52 Weeks of Chaplaincy

Today marks my one-year anniversary as the Chaplain at Ohio Northern University, and what a year it has been!  At this time last year, I was busy filling out employment paperwork, finding my way around campus, and figuring out how being a college chaplain is different from being the pastor of a church.  Boy, is it different!  I’ve learned a lot of things over the last 52 weeks, but I thought I’d share 52 of my favorite lessons from my first year as a chaplain.  Here they are, in no particular order:

  1.  There is never a dull moment in campus ministry.
  2. You can get more done over one cup of coffee than in three hours of meetings.
  3. Don’t be afraid to try new things, or do old things in new ways.
  4. You are not an authority.  On anything.  (Get used to it.)
  5. The people in Student Affairs are your best friends.  Get to know them.
  6. Word spreads fast on a small university campus.
  7. Meetings sometimes start late.  Like, really late.  Sometimes 9 or 10 at night late.
  8. Freshmen look scared, but what they sometimes don’t realize is that inside, they are braver than they think.
  9.   Seniors (and P5s/P6s) look like they have everything under control, but sometimes on the inside they are more scared than the freshmen.
  10.   Faculty members are not the enemy.  In fact, they can be the chaplain’s biggest ally.
  11.   Never put your robe on too early before an academic ceremony—it can get hot!
  12.   Being part of a “platform party” is not as fun as it sounds.
  13.   The leadership potential of emerging adults is tremendous.
  14.   Part of the chaplain’s job is to encourage and draw out leadership potential in students who seem least likely to possess it.
  15.   People of different faiths and belief systems can get along if they are authentic in expressing who they are and what they believe.
  16.   Prayers don’t have to end “In Jesus’ name…” to be in Jesus’ name.
  17.    If you’re not sure about your theology, you soon will be.
  18.   Plan.
  19.   Do a review after every event.
  20.   Utilize the talents and gifts of others.
  21.   Take time off.
  22.   Be prepared for times of great busyness and activity, followed by periods of quiet and solitude.
  23.   Make good use of school breaks.
  24.   Find out where things are on campus.  Take frequent walks.  If you’re wearing school colors/logo, someone will stop and ask you for directions.
  25.   Meet students where they are, but don’t leave them there.
  26.   A college campus is like an ecosystem—everything works best when there is a balance.
  27.   If you tell someone that you are not very busy, they will find something for you to do.
  28.   Having an “elevator speech” about your project/program is essential.
  29.   The chaplain’s “congregation” leaves town at Christmas and Easter—this can lead to a lot of extra adrenaline over the holidays.
  30.   Strive to maintain your personal spiritual disciplines.
  31.   Build a good relationship with your building custodian/housekeeper.
  32.   (Almost) everything they taught you in seminary about being a good pastor applies to being a good chaplain.

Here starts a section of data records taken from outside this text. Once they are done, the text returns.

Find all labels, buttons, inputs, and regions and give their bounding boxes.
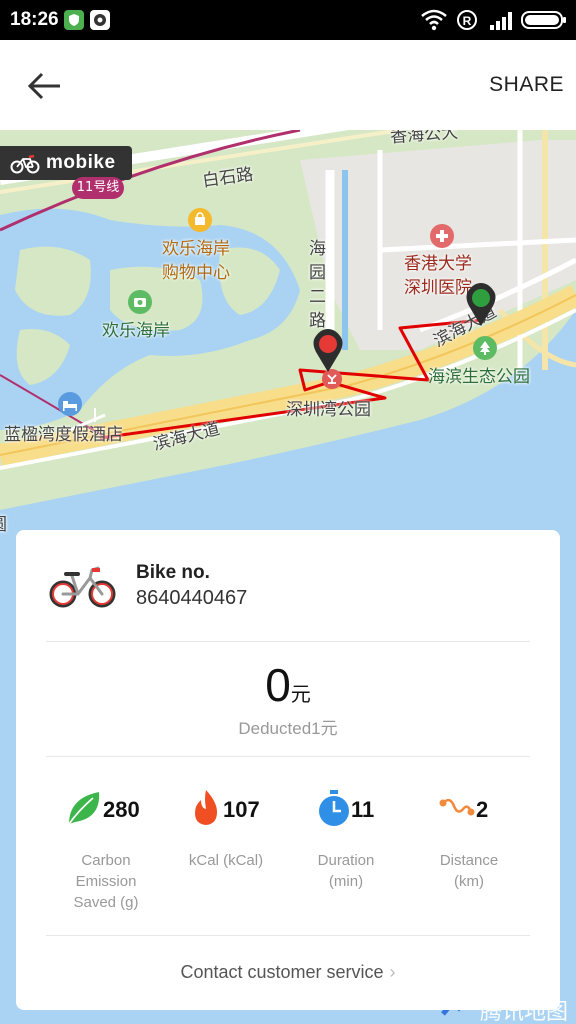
- mobike-brand-badge: mobike: [0, 146, 132, 180]
- charged-amount: 0元: [16, 658, 560, 712]
- shield-icon: [64, 10, 84, 30]
- stat-carbon-label-line: Emission: [75, 873, 137, 890]
- map-label-mall-2[interactable]: 购物中心: [162, 258, 230, 283]
- battery-icon: [521, 11, 566, 29]
- brand-name: mobike: [46, 152, 116, 173]
- tree-icon[interactable]: [473, 336, 497, 360]
- deducted-text: Deducted1: [238, 719, 321, 738]
- end-location-pin-icon[interactable]: [464, 282, 498, 328]
- stat-carbon-label: Carbon Emission Saved (g): [41, 850, 171, 913]
- map-label-hotel[interactable]: 蓝楹湾度假酒店: [4, 420, 123, 445]
- map-label-haiyuan-1: 海: [309, 239, 326, 259]
- map-label-hospital-1[interactable]: 香港大学: [404, 249, 472, 274]
- wifi-icon: [421, 9, 447, 31]
- stat-carbon-label-line: Carbon: [81, 852, 131, 869]
- contact-customer-service-link[interactable]: Contact customer service ›: [16, 962, 560, 983]
- leaf-icon: [68, 792, 100, 825]
- stat-duration-label-line: (min): [328, 873, 364, 890]
- start-location-pin-icon[interactable]: [311, 328, 345, 374]
- map-label-haiyuan-3: 二: [309, 287, 326, 307]
- charged-amount-unit: 元: [290, 682, 311, 706]
- stat-carbon-label-line: Saved (g): [73, 894, 139, 911]
- route-icon: [439, 798, 475, 816]
- deducted-unit: 元: [320, 719, 338, 739]
- registered-icon: R: [457, 10, 477, 30]
- bed-icon[interactable]: [58, 392, 82, 416]
- back-button[interactable]: [22, 66, 66, 106]
- bicycle-icon: [10, 154, 40, 174]
- stat-carbon-value: 280: [103, 797, 140, 822]
- stat-duration-value: 11: [351, 797, 375, 822]
- bike-number-label: Bike no.: [136, 562, 210, 583]
- trip-summary-card: Bike no. 8640440467 0元 Deducted1元 280 Ca…: [16, 530, 560, 1010]
- stat-duration-label: Duration (min): [281, 850, 411, 892]
- hospital-icon[interactable]: [430, 224, 454, 248]
- contact-customer-service-label: Contact customer service: [180, 962, 384, 982]
- divider: [46, 641, 530, 642]
- divider: [46, 756, 530, 757]
- app-icon: [90, 10, 110, 30]
- app-bar: SHARE: [0, 40, 576, 130]
- svg-text:R: R: [463, 14, 472, 28]
- metro-line-badge: 11号线: [72, 177, 124, 199]
- map-label-edge: 圆: [0, 510, 7, 535]
- signal-icon: [490, 12, 512, 30]
- chevron-right-icon: ›: [389, 962, 396, 982]
- stat-calories-label-line: kCal (kCal): [188, 852, 264, 869]
- shopping-bag-icon[interactable]: [188, 208, 212, 232]
- map-label-haiyuan-2: 园: [309, 263, 326, 283]
- stat-distance-label: Distance (km): [404, 850, 534, 892]
- bike-number-value: 8640440467: [136, 587, 248, 609]
- camera-icon[interactable]: [128, 290, 152, 314]
- map-label-mall-1[interactable]: 欢乐海岸: [162, 234, 230, 259]
- deducted-note: Deducted1元: [16, 714, 560, 739]
- charged-amount-value: 0: [265, 659, 291, 711]
- stat-distance-value: 2: [476, 797, 489, 822]
- stat-distance-label-line: Distance: [439, 852, 499, 869]
- map-label-eco-park[interactable]: 海滨生态公园: [428, 362, 530, 387]
- status-time: 18:26: [10, 9, 59, 30]
- stat-distance-label-line: (km): [454, 873, 484, 890]
- stat-duration-label-line: Duration: [317, 852, 375, 869]
- map-label-happy-coast[interactable]: 欢乐海岸: [102, 316, 170, 341]
- status-bar: 18:26 R: [0, 0, 576, 40]
- bicycle-icon: [49, 566, 116, 608]
- stopwatch-icon: [319, 790, 349, 826]
- stat-calories-value: 107: [223, 797, 260, 822]
- map-label-hospital-2[interactable]: 深圳医院: [404, 273, 472, 298]
- map-label-bay-park[interactable]: 深圳湾公园: [286, 395, 371, 420]
- divider: [46, 935, 530, 936]
- share-button[interactable]: SHARE: [489, 73, 564, 97]
- flame-icon: [195, 790, 217, 825]
- arrow-left-icon: [27, 72, 60, 100]
- stat-calories-label: kCal (kCal): [161, 850, 291, 871]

  33.   The things that don’t apply are crucial, and should be respected.
  34.   You don’t have to preach for 30 minutes to get your message across.

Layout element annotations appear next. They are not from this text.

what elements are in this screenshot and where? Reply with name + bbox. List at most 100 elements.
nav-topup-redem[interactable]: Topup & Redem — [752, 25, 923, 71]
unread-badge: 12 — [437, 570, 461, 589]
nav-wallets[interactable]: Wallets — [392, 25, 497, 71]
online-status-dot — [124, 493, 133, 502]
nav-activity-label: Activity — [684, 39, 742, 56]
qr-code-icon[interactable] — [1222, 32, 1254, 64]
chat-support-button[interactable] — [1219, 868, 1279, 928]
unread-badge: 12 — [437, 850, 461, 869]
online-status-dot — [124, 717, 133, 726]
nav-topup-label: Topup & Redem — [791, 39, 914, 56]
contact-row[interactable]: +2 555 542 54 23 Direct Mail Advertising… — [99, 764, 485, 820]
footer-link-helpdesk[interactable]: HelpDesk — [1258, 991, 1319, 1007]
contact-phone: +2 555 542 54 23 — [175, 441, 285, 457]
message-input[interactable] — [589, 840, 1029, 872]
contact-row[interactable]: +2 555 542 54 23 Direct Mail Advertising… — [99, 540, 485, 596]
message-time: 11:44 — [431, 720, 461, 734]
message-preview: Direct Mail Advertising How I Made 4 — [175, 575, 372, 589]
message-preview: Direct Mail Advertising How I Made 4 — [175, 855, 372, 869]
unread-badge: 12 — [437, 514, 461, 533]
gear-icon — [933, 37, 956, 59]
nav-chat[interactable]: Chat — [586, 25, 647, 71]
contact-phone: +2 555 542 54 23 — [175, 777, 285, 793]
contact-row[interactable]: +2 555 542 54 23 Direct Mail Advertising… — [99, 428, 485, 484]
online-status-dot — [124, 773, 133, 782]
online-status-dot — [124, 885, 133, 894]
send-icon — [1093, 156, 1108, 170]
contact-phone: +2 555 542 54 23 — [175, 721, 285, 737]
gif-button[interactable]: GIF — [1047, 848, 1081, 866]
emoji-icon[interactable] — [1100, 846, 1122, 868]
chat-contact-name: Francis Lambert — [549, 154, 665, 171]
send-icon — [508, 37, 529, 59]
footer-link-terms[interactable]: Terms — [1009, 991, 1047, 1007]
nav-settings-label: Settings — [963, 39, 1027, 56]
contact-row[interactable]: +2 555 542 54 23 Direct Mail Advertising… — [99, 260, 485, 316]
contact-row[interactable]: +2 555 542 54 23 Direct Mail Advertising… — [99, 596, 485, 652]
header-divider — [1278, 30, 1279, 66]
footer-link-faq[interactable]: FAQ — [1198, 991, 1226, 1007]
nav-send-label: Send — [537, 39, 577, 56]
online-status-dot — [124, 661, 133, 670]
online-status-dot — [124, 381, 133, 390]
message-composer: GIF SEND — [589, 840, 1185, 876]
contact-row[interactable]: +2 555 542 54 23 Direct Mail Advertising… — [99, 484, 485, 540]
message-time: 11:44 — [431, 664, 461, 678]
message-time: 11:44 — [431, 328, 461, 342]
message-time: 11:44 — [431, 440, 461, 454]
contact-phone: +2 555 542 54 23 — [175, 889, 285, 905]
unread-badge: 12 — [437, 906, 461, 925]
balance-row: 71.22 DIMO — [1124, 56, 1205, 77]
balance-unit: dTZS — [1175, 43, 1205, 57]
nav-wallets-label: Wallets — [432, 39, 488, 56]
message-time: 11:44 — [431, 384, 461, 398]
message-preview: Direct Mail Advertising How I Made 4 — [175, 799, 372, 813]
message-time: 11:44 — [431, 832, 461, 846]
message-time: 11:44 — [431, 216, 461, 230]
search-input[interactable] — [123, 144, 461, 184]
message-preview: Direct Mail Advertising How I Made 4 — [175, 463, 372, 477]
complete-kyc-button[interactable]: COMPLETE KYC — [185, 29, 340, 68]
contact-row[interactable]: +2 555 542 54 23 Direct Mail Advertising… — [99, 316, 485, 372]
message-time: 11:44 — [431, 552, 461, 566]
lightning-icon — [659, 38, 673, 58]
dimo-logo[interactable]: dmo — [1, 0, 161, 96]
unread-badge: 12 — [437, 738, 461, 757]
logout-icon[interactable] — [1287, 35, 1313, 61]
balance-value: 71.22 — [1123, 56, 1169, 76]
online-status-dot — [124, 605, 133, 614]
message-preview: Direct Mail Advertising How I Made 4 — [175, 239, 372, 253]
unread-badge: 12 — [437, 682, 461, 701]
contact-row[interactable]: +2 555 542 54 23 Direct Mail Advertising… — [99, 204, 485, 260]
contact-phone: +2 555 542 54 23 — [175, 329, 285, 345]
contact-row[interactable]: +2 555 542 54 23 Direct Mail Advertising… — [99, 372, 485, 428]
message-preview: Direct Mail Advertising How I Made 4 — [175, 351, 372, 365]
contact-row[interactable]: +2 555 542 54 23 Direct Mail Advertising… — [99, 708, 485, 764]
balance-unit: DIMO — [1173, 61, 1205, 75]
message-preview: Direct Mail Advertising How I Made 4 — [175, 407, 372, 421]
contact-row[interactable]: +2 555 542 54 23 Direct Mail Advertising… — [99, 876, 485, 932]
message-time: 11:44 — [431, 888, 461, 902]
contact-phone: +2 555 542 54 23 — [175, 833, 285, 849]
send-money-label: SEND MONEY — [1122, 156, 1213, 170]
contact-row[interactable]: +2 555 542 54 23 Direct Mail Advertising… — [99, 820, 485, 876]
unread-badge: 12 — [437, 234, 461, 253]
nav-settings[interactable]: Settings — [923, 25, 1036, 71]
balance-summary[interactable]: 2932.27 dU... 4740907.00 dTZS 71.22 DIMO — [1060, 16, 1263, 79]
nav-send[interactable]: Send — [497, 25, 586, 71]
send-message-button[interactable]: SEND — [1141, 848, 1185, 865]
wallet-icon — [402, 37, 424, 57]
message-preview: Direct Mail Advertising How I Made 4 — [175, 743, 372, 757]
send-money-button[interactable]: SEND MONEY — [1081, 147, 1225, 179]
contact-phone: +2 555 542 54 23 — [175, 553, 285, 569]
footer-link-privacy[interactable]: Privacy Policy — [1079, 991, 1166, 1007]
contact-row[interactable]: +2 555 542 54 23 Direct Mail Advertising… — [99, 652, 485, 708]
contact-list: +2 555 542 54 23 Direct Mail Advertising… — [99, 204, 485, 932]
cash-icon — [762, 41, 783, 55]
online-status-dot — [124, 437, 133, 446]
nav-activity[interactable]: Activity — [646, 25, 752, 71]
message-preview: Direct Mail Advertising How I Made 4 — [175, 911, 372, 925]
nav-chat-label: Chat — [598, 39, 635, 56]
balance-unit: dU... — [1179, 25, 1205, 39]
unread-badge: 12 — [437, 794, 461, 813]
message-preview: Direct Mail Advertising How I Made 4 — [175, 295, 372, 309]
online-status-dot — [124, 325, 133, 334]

  35.   Most of the time, you don’t have to preach at all.
  36.   The message isn’t yours, anyway.  It’s God’s.
  37.   A good administrative assistant is worth his/her weight in gold.

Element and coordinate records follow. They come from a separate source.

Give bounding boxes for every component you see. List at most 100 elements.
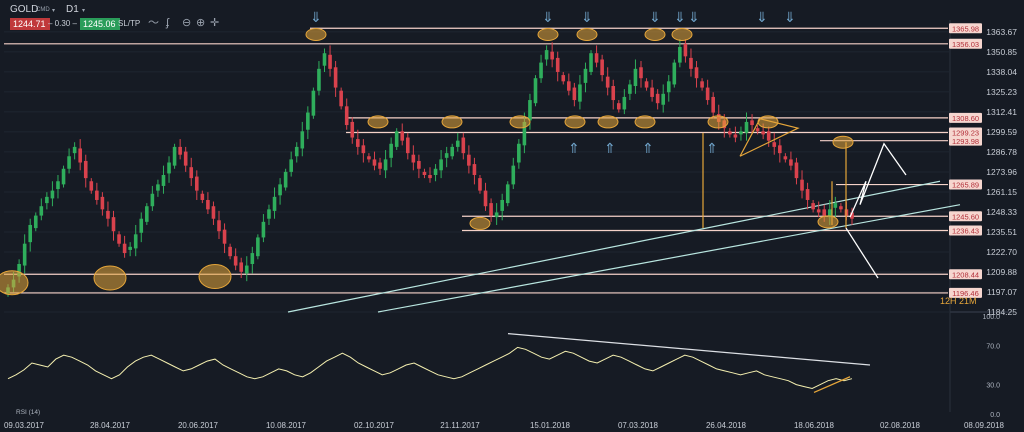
candle-body (328, 54, 332, 69)
candle-body (367, 156, 371, 160)
candle-body (555, 57, 560, 72)
chart-window: GOLD CMD ▾ D1 ▾ 1244.71 – 0.30 – 1245.06… (0, 0, 1024, 432)
arrow-up-icon: ⇑ (642, 141, 654, 157)
candle-body (655, 93, 660, 104)
candle-body (678, 46, 682, 63)
candle-body (561, 75, 566, 82)
rsi-y-tick-label: 100.0 (982, 314, 1000, 321)
candle-body (644, 81, 649, 88)
candle-body (422, 171, 427, 176)
rsi-label: RSI (14) (16, 409, 40, 416)
candle-body (816, 209, 821, 213)
candle-body (211, 206, 216, 219)
x-tick-label: 18.06.2018 (794, 421, 835, 430)
candle-body (800, 179, 804, 191)
arrow-up-icon: ⇑ (706, 141, 718, 157)
candle-body (833, 203, 838, 208)
candle-body (700, 81, 704, 88)
y-tick-label: 1299.59 (986, 127, 1017, 137)
x-tick-label: 26.04.2018 (706, 421, 747, 430)
candle-body (572, 87, 577, 101)
candle-body (428, 175, 432, 179)
candle-body (83, 160, 88, 179)
candle-body (439, 159, 443, 171)
candle-body (222, 229, 227, 244)
candle-body (578, 84, 582, 102)
candle-body (467, 154, 471, 166)
y-tick-label: 1197.07 (987, 287, 1017, 297)
candle-body (206, 199, 210, 210)
candle-body (178, 146, 182, 155)
candle-body (39, 206, 44, 216)
candle-body (567, 81, 571, 91)
candle-body (244, 265, 249, 274)
candle-body (333, 67, 338, 88)
candle-body (689, 57, 693, 69)
candle-body (267, 209, 271, 219)
y-tick-label: 1261.15 (986, 187, 1017, 197)
candle-body (461, 137, 466, 154)
highlight-ellipse (305, 27, 327, 41)
rsi-y-tick-label: 70.0 (986, 343, 1000, 350)
candle-body (256, 237, 260, 257)
candle-body (511, 165, 516, 185)
candle-body (517, 143, 521, 163)
candle-body (550, 51, 554, 60)
x-tick-label: 10.08.2017 (266, 421, 307, 430)
x-tick-label: 15.01.2018 (530, 421, 571, 430)
candle-body (317, 68, 321, 91)
price-chart[interactable]: 1365.981356.031308.601299.231293.981265.… (0, 0, 1024, 432)
candle-body (750, 120, 754, 126)
level-price-label: 1245.60 (952, 212, 979, 221)
arrow-down-icon: ⇓ (674, 10, 686, 26)
highlight-ellipse (93, 265, 127, 291)
rsi-y-tick-label: 0.0 (990, 412, 1000, 419)
candle-body (300, 131, 305, 149)
highlight-ellipse (576, 27, 598, 41)
x-tick-label: 02.08.2018 (880, 421, 921, 430)
candle-body (455, 140, 460, 147)
highlight-ellipse (564, 115, 586, 129)
candle-body (356, 139, 360, 147)
candle-body (694, 67, 699, 79)
rsi-line (7, 346, 853, 390)
arrow-down-icon: ⇓ (688, 10, 700, 26)
candle-body (283, 171, 288, 188)
x-tick-label: 20.06.2017 (178, 421, 219, 430)
candle-body (289, 159, 293, 172)
y-tick-label: 1209.88 (986, 267, 1017, 277)
candle-body (583, 68, 588, 83)
candle-body (156, 184, 160, 191)
candle-body (361, 145, 366, 154)
candle-body (189, 167, 194, 179)
candle-body (272, 196, 277, 211)
candle-body (339, 90, 343, 107)
candle-body (650, 87, 654, 97)
candle-body (167, 162, 171, 174)
y-tick-label: 1286.78 (986, 147, 1017, 157)
candle-body (672, 62, 677, 85)
candle-body (594, 53, 599, 63)
level-price-label: 1365.98 (952, 24, 979, 33)
candle-body (489, 203, 493, 216)
candle-body (539, 62, 543, 79)
candle-body (783, 156, 788, 160)
candle-body (400, 131, 405, 141)
candle-body (766, 131, 771, 141)
candle-body (589, 53, 593, 72)
candle-body (61, 168, 66, 185)
candle-body (405, 137, 410, 154)
candle-body (145, 206, 149, 222)
candle-body (378, 162, 382, 169)
candle-body (50, 190, 55, 199)
candle-body (616, 103, 621, 110)
candle-body (111, 217, 116, 232)
candle-body (744, 121, 749, 133)
level-price-label: 1356.03 (952, 40, 979, 49)
candle-body (661, 93, 666, 105)
highlight-ellipse (832, 135, 854, 149)
candle-body (344, 106, 349, 126)
candle-body (33, 215, 38, 229)
y-tick-label: 1312.41 (986, 107, 1017, 117)
candle-body (322, 53, 327, 66)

  38.   When a student comes into your office and says, “Can we talk?” get ready for some serious listening!
  39.   Always show up at a campus event ready to pray, if asked.
  40.   Get to know the academic deans and their staff members.
  41.   The same applies to the people in financial affairs, admissions, security, athletics—you name it.
  42.   Never neglect time with your family.
  43.   Clergy and parachurch organization colleagues are precious resources.
  44.   Reach out to local churches—be a “fill-in” preacher.
  45.   Be a part of a small group where you aren’t seen as ‘the chaplain’ for one hour a week.
  46.   Network with other chaplains and campus ministers.
  47.   Learn how to use social media.
  48.   Build up your student leaders.  Train and encourage them.
  49.   Show up at student events.
  50.   Campus ministry is not “Youth Ministry 2.0”
  51.   Campus ministry does not exist in a vacuum separate from the Church.
  52.   Campus ministry is the hardest, but most rewarding, work I have ever done.

Well, that’s it–52 things I’ve learned over the past year as a chaplain.  There have been many, many more things I’ve learned, but these are my favorite.  It’s been a steep learning curve, but I’ve really felt blessed this year to have the opportunity to work with such wonderful students, faculty and staff, and I look forward to many years more.